Calls for investigation into test credibility go unanswered

State Board of Regents Chancellor Merryl Tisch is calling for state exams to be more “defensible,” but a study investigating test score credibility requested a year ago by the state’s testing oversight board has still not received a go-ahead.

The committee first formally asked the state education department to join an academic study on the state tests in the fall of 2008, said chair Howard Everson. The education department declined but did not rule out future participation. Since then, Everson has received no requests to revisit the idea, he said in an interview yesterday.

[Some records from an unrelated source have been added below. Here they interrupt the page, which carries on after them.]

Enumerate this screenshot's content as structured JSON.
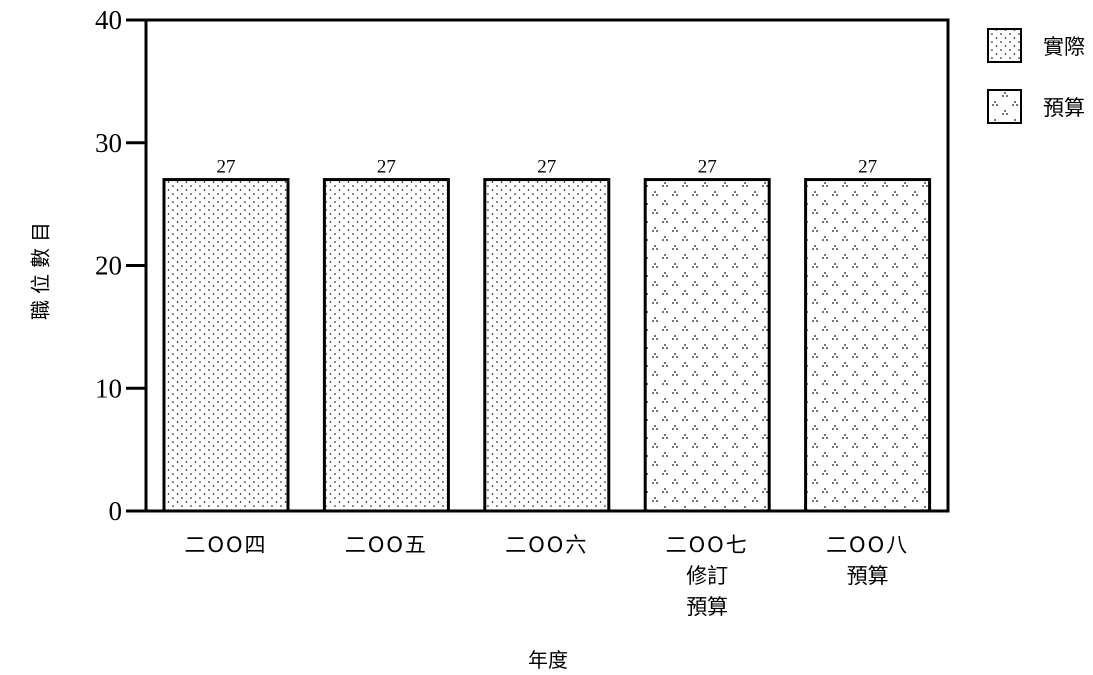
{
  "chart_data": {
    "type": "bar",
    "xlabel": "年度",
    "ylabel": "職位數目",
    "ylim": [
      0,
      40
    ],
    "yticks": [
      0,
      10,
      20,
      30,
      40
    ],
    "grid": false,
    "legend_position": "top-right",
    "legend": [
      {
        "label": "實際",
        "pattern": "fine-dots"
      },
      {
        "label": "預算",
        "pattern": "triangle-dots"
      }
    ],
    "categories": [
      {
        "lines": [
          "二OO四"
        ],
        "value": 27,
        "label": "27",
        "series": "實際"
      },
      {
        "lines": [
          "二OO五"
        ],
        "value": 27,
        "label": "27",
        "series": "實際"
      },
      {
        "lines": [
          "二OO六"
        ],
        "value": 27,
        "label": "27",
        "series": "實際"
      },
      {
        "lines": [
          "二OO七",
          "修訂",
          "預算"
        ],
        "value": 27,
        "label": "27",
        "series": "預算"
      },
      {
        "lines": [
          "二OO八",
          "預算"
        ],
        "value": 27,
        "label": "27",
        "series": "預算"
      }
    ]
  }
}
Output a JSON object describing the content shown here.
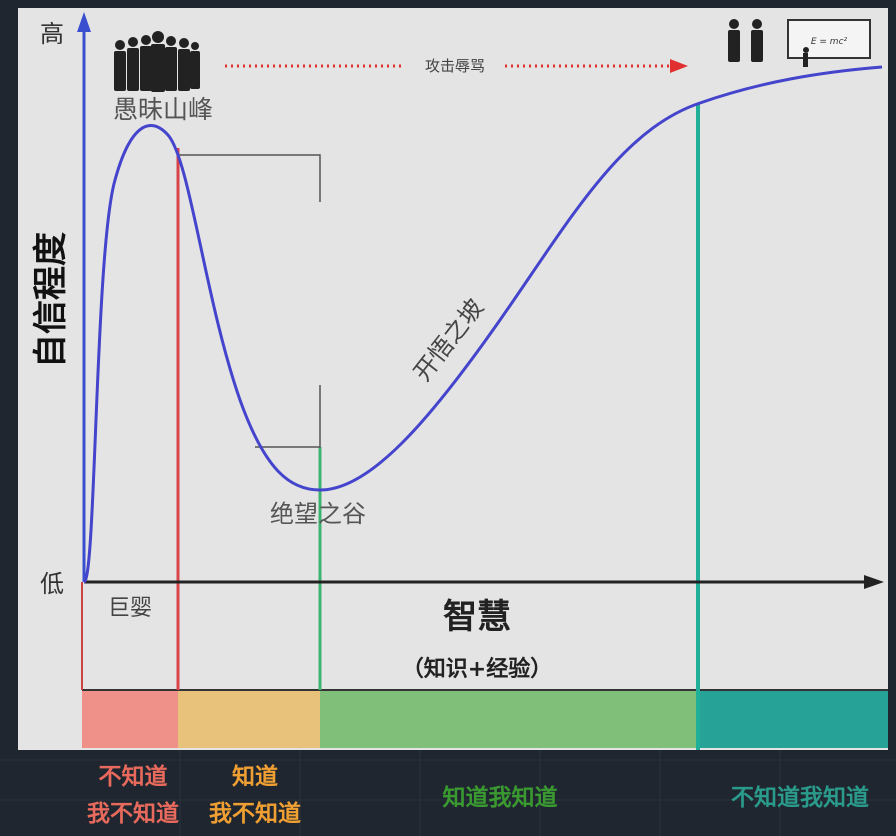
{
  "axes": {
    "y_high": "高",
    "y_low": "低",
    "y_title": "自信程度",
    "x_title": "智慧",
    "x_subtitle": "（知识+经验）"
  },
  "stages": {
    "peak": "愚昧山峰",
    "valley": "绝望之谷",
    "slope": "开悟之坡",
    "infant": "巨婴",
    "attack": "攻击辱骂",
    "blackboard": "E = mc²"
  },
  "bands": [
    {
      "line1": "不知道",
      "line2": "我不知道",
      "color": "#ef9188",
      "text_color": "#e86a5c"
    },
    {
      "line1": "知道",
      "line2": "我不知道",
      "color": "#e8c27a",
      "text_color": "#f0a032"
    },
    {
      "line1": "知道我知道",
      "color": "#80bf7a",
      "text_color": "#3a9a30"
    },
    {
      "line1": "不知道我知道",
      "color": "#26a396",
      "text_color": "#2a9a8a"
    }
  ],
  "colors": {
    "curve": "#4444cc",
    "axis_y": "#3a4fd0",
    "red_line": "#d9434a",
    "green_line": "#3cb371",
    "teal_line": "#20b09a"
  }
}
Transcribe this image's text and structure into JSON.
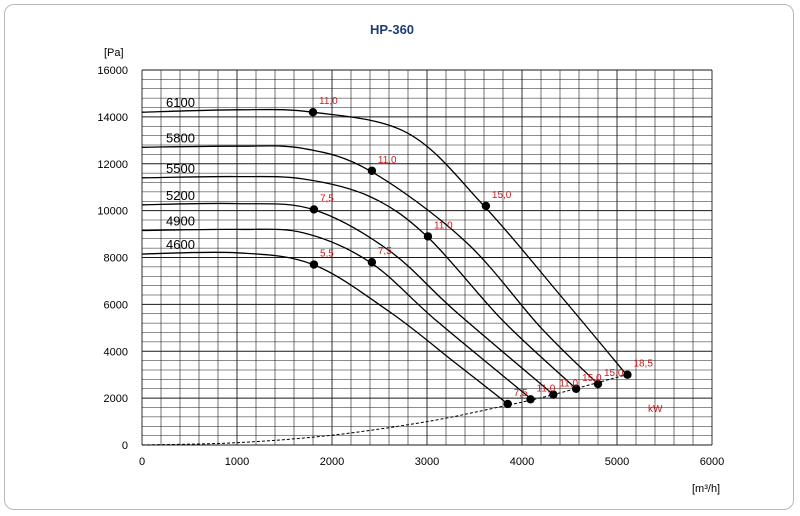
{
  "chart_data": {
    "type": "line",
    "title": "HP-360",
    "xunit": "[m³/h]",
    "yunit": "[Pa]",
    "xlim": [
      0,
      6000
    ],
    "ylim": [
      0,
      16000
    ],
    "x_ticks": [
      "0",
      "1000",
      "2000",
      "3000",
      "4000",
      "5000",
      "6000"
    ],
    "y_ticks": [
      "0",
      "2000",
      "4000",
      "6000",
      "8000",
      "10000",
      "12000",
      "14000",
      "16000"
    ],
    "grid": true,
    "power_unit": "kW",
    "series": [
      {
        "name": "6100",
        "points": [
          [
            0,
            14200
          ],
          [
            1000,
            14300
          ],
          [
            1800,
            14200
          ],
          [
            2800,
            13300
          ],
          [
            3600,
            10200
          ],
          [
            4400,
            6400
          ],
          [
            5100,
            3000
          ]
        ],
        "markers": [
          {
            "x": 1800,
            "y": 14200,
            "label": "11,0"
          },
          {
            "x": 3620,
            "y": 10200,
            "label": "15,0"
          },
          {
            "x": 5110,
            "y": 3000,
            "label": "18,5"
          }
        ]
      },
      {
        "name": "5800",
        "points": [
          [
            0,
            12700
          ],
          [
            1000,
            12750
          ],
          [
            1700,
            12650
          ],
          [
            2400,
            11700
          ],
          [
            3400,
            8700
          ],
          [
            4200,
            5000
          ],
          [
            4800,
            2600
          ]
        ],
        "markers": [
          {
            "x": 2420,
            "y": 11700,
            "label": "11,0"
          },
          {
            "x": 4800,
            "y": 2600,
            "label": "15,0"
          }
        ]
      },
      {
        "name": "5500",
        "points": [
          [
            0,
            11400
          ],
          [
            1000,
            11450
          ],
          [
            1700,
            11350
          ],
          [
            2400,
            10600
          ],
          [
            3000,
            8900
          ],
          [
            3800,
            5300
          ],
          [
            4570,
            2400
          ]
        ],
        "markers": [
          {
            "x": 3010,
            "y": 8900,
            "label": "11,0"
          },
          {
            "x": 4570,
            "y": 2400,
            "label": "15,0"
          }
        ]
      },
      {
        "name": "5200",
        "points": [
          [
            0,
            10250
          ],
          [
            1000,
            10300
          ],
          [
            1800,
            10050
          ],
          [
            2600,
            8300
          ],
          [
            3300,
            5700
          ],
          [
            4330,
            2150
          ]
        ],
        "markers": [
          {
            "x": 1810,
            "y": 10050,
            "label": "7,5"
          },
          {
            "x": 4330,
            "y": 2150,
            "label": "11,0"
          }
        ]
      },
      {
        "name": "4900",
        "points": [
          [
            0,
            9150
          ],
          [
            1000,
            9200
          ],
          [
            1700,
            9050
          ],
          [
            2400,
            7800
          ],
          [
            3100,
            5300
          ],
          [
            4100,
            1950
          ]
        ],
        "markers": [
          {
            "x": 2420,
            "y": 7800,
            "label": "7,5"
          },
          {
            "x": 4090,
            "y": 1950,
            "label": "11,0"
          }
        ]
      },
      {
        "name": "4600",
        "points": [
          [
            0,
            8150
          ],
          [
            1000,
            8200
          ],
          [
            1800,
            7700
          ],
          [
            2600,
            5700
          ],
          [
            3300,
            3500
          ],
          [
            3850,
            1750
          ]
        ],
        "markers": [
          {
            "x": 1810,
            "y": 7700,
            "label": "5,5"
          },
          {
            "x": 3850,
            "y": 1750,
            "label": "7,5"
          }
        ]
      }
    ],
    "system_curve": {
      "style": "dashed",
      "points": [
        [
          0,
          0
        ],
        [
          1000,
          100
        ],
        [
          2000,
          420
        ],
        [
          3000,
          1000
        ],
        [
          3850,
          1700
        ],
        [
          4330,
          2150
        ],
        [
          5100,
          3000
        ]
      ]
    }
  }
}
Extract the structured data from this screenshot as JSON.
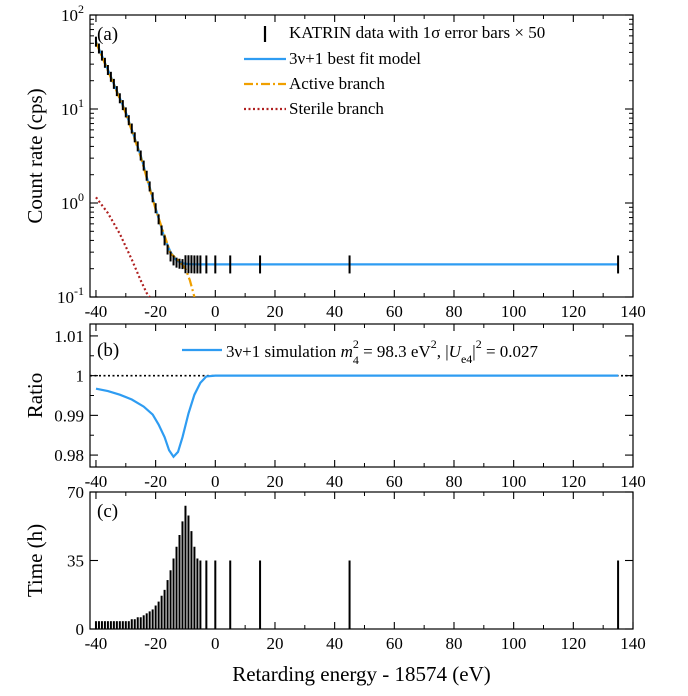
{
  "colors": {
    "model": "#2e9cf2",
    "active": "#f0a000",
    "sterile": "#b02020",
    "data": "#000000"
  },
  "xlabel": "Retarding energy - 18574 (eV)",
  "chart_data": [
    {
      "panel": "(a)",
      "type": "line",
      "ylabel": "Count rate (cps)",
      "yscale": "log",
      "xlim": [
        -42,
        140
      ],
      "ylim": [
        0.1,
        100
      ],
      "x_ticks": [
        "-40",
        "-20",
        "0",
        "20",
        "40",
        "60",
        "80",
        "100",
        "120",
        "140"
      ],
      "y_ticks": [
        {
          "value": 100,
          "base": "10",
          "exp": "2"
        },
        {
          "value": 10,
          "base": "10",
          "exp": "1"
        },
        {
          "value": 1,
          "base": "10",
          "exp": "0"
        },
        {
          "value": 0.1,
          "base": "10",
          "exp": "-1"
        }
      ],
      "legend": {
        "placement": "top-right",
        "entries": [
          {
            "key": "data",
            "label": "KATRIN data with 1σ error bars × 50"
          },
          {
            "key": "model",
            "label": "3ν+1 best fit model"
          },
          {
            "key": "active",
            "label": "Active branch"
          },
          {
            "key": "sterile",
            "label": "Sterile branch"
          }
        ]
      },
      "series": [
        {
          "key": "data",
          "style": "errorbar",
          "x": [
            -40,
            -39,
            -38,
            -37,
            -36,
            -35,
            -34,
            -33,
            -32,
            -31,
            -30,
            -29,
            -28,
            -27,
            -26,
            -25,
            -24,
            -23,
            -22,
            -21,
            -20,
            -19,
            -18,
            -17,
            -16,
            -15,
            -14,
            -13,
            -12,
            -11,
            -10,
            -9,
            -8,
            -7,
            -6,
            -5,
            -3,
            0,
            5,
            15,
            45,
            135
          ],
          "y": [
            52,
            44,
            37,
            31,
            26,
            22,
            18.5,
            15.5,
            13,
            11,
            9.2,
            7.6,
            6.2,
            5.0,
            4.0,
            3.2,
            2.5,
            1.95,
            1.5,
            1.15,
            0.88,
            0.67,
            0.51,
            0.4,
            0.32,
            0.27,
            0.245,
            0.232,
            0.226,
            0.224,
            0.223,
            0.223,
            0.223,
            0.222,
            0.222,
            0.222,
            0.222,
            0.222,
            0.222,
            0.222,
            0.222,
            0.222
          ]
        },
        {
          "key": "model",
          "style": "line",
          "x": [
            -40,
            -35,
            -30,
            -25,
            -20,
            -17,
            -15,
            -13,
            -11,
            -9,
            -7,
            -5,
            0,
            20,
            60,
            100,
            135
          ],
          "y": [
            52,
            22,
            9.2,
            3.2,
            0.88,
            0.42,
            0.3,
            0.245,
            0.228,
            0.224,
            0.223,
            0.222,
            0.222,
            0.222,
            0.222,
            0.222,
            0.222
          ]
        },
        {
          "key": "active",
          "style": "dashdot",
          "x": [
            -40,
            -35,
            -30,
            -25,
            -20,
            -15,
            -12,
            -10,
            -8.5,
            -7.5,
            -7
          ],
          "y": [
            51,
            21.5,
            9.0,
            3.1,
            0.86,
            0.29,
            0.24,
            0.2,
            0.15,
            0.115,
            0.1
          ]
        },
        {
          "key": "sterile",
          "style": "dotted",
          "x": [
            -40,
            -36,
            -32,
            -28,
            -25,
            -23,
            -22
          ],
          "y": [
            1.15,
            0.78,
            0.47,
            0.25,
            0.15,
            0.11,
            0.1
          ]
        }
      ]
    },
    {
      "panel": "(b)",
      "type": "line",
      "ylabel": "Ratio",
      "xlim": [
        -42,
        140
      ],
      "ylim": [
        0.977,
        1.013
      ],
      "x_ticks": [
        "-40",
        "-20",
        "0",
        "20",
        "40",
        "60",
        "80",
        "100",
        "120",
        "140"
      ],
      "y_ticks": [
        {
          "value": 1.01,
          "label": "1.01"
        },
        {
          "value": 1.0,
          "label": "1"
        },
        {
          "value": 0.99,
          "label": "0.99"
        },
        {
          "value": 0.98,
          "label": "0.98"
        }
      ],
      "reference_line": 1.0,
      "legend": {
        "placement": "top-right",
        "entries": [
          {
            "key": "model",
            "prefix": "3ν+1 simulation ",
            "m": "m",
            "m_sub": "4",
            "m_sup": "2",
            "m_val": " = 98.3 eV",
            "ev_sup": "2",
            "sep": ", |",
            "u": "U",
            "u_sub": "e4",
            "u_close": "|",
            "u_sup": "2",
            "u_val": " = 0.027"
          }
        ]
      },
      "series": [
        {
          "key": "model",
          "x": [
            -40,
            -36,
            -32,
            -28,
            -24,
            -21,
            -19,
            -17,
            -15.5,
            -14,
            -12.5,
            -11,
            -9,
            -7,
            -5,
            -3,
            0,
            40,
            80,
            135
          ],
          "y": [
            0.9967,
            0.9961,
            0.9952,
            0.994,
            0.9922,
            0.9902,
            0.9877,
            0.9845,
            0.9812,
            0.9796,
            0.9808,
            0.9845,
            0.9905,
            0.9952,
            0.9982,
            0.9998,
            1.0,
            1.0,
            1.0,
            1.0
          ]
        }
      ]
    },
    {
      "panel": "(c)",
      "type": "bar",
      "ylabel": "Time (h)",
      "xlim": [
        -42,
        140
      ],
      "ylim": [
        0,
        70
      ],
      "x_ticks": [
        "-40",
        "-20",
        "0",
        "20",
        "40",
        "60",
        "80",
        "100",
        "120",
        "140"
      ],
      "y_ticks": [
        {
          "value": 70,
          "label": "70"
        },
        {
          "value": 35,
          "label": "35"
        },
        {
          "value": 0,
          "label": "0"
        }
      ],
      "x": [
        -40,
        -39,
        -38,
        -37,
        -36,
        -35,
        -34,
        -33,
        -32,
        -31,
        -30,
        -29,
        -28,
        -27,
        -26,
        -25,
        -24,
        -23,
        -22,
        -21,
        -20,
        -19,
        -18,
        -17,
        -16,
        -15,
        -14,
        -13,
        -12,
        -11,
        -10,
        -9,
        -8,
        -7,
        -6,
        -5,
        -3,
        0,
        5,
        15,
        45,
        135
      ],
      "values": [
        4,
        4,
        4,
        4,
        4,
        4,
        4,
        4,
        4,
        4,
        4,
        4,
        5,
        5,
        6,
        6,
        7,
        8,
        9,
        10,
        12,
        14,
        17,
        20,
        25,
        30,
        36,
        42,
        48,
        55,
        63,
        58,
        50,
        42,
        36,
        35,
        35,
        35,
        35,
        35,
        35,
        35
      ]
    }
  ]
}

“It’s hard to trust the data right now,” said Everson, a psychometrician who is also a senior fellow at the City University of New York. Everson’s committee, the state Technical Advisory Group, is charged with monitoring the state testing process.

The study, which Everson is developing with Harvard education professor Daniel Koretz, would investigate a phenomenon called score inflation. Score inflation happens when rises in test scores reflect something other than actual learning — for instance, bending the test rules (e.g., giving students more time) or even cheating. Tests may also become so predictable that teachers learn to coach students on how to ace them, experts say.

The researchers propose measuring what test scores really represent by creating a “test within a test” that would assess the same skills but in a variety of formats. If students score worse on the new test than on the regular test, Everson said, that would suggest that score inflation is at work.

The key is to give both tests to the same group of students at around the same time. This would eliminate variables that may account for existing differences in results between state exams and alternative assessments such as NAEP.

If such a study happened, Everson said, it would be the first time that New York state accountability tests have ever been rigorously examined for possible score inflation.

Requests for comment by a state education department spokesman on whether a study on score inflation is being considered were not returned.

The research study designed by Everson and Koretz is still in its preliminary stages, Everson said, and the researchers are in early discussions with several states to participate.

New York would be an excellent site for research because of the high stakes attached to the exams, Koretz said in an interview earlier this year.

“In the old days, when the pressure to raise scores wasn’t so high, it mattered less that tests were somewhat predictable,” he said. “But when the pressure is as high as it is now – everywhere, but particularly in New York with value-added measures for teachers and so on – people have every incentive to look for predictable patterns and to narrow their instruction to focus on those patterns.”

Columbia University sociology researcher Jennifer Jennings has found that almost identical questions have appeared on each state math exam since 2006, making it easier for schools to teach to the test.

Koretz said that with increased attention to high-stakes testing in New York, he hopes that the pressure for a thorough look into score inflation will mount.

“I hope that New York can be what finally breaks the ice,” he said.

Everson was quoted in the Times as saying that the state tests are “about as good as we can build them.” In an interview with GothamSchools, Everson elaborated on that appraisal, saying that the technical operations of state testing–how the tests are administered and scored–are strong. But he made a distinction between the way the tests are being given and the way the results are being interpreted.

“It’s just a hypothesis, but we worry that there would be more score inflation,” Everson said. “We think there would be more teaching to the test.” But there is no way to be sure without more rigorous examination, he said.

UPDATE: The New York State Department of Education is currently researching the possibility of using an “audit mechanism,” like the “test within a test” that Everson described, to guard against score inflation in their standardized tests, department spokesman Jonathan Burman said.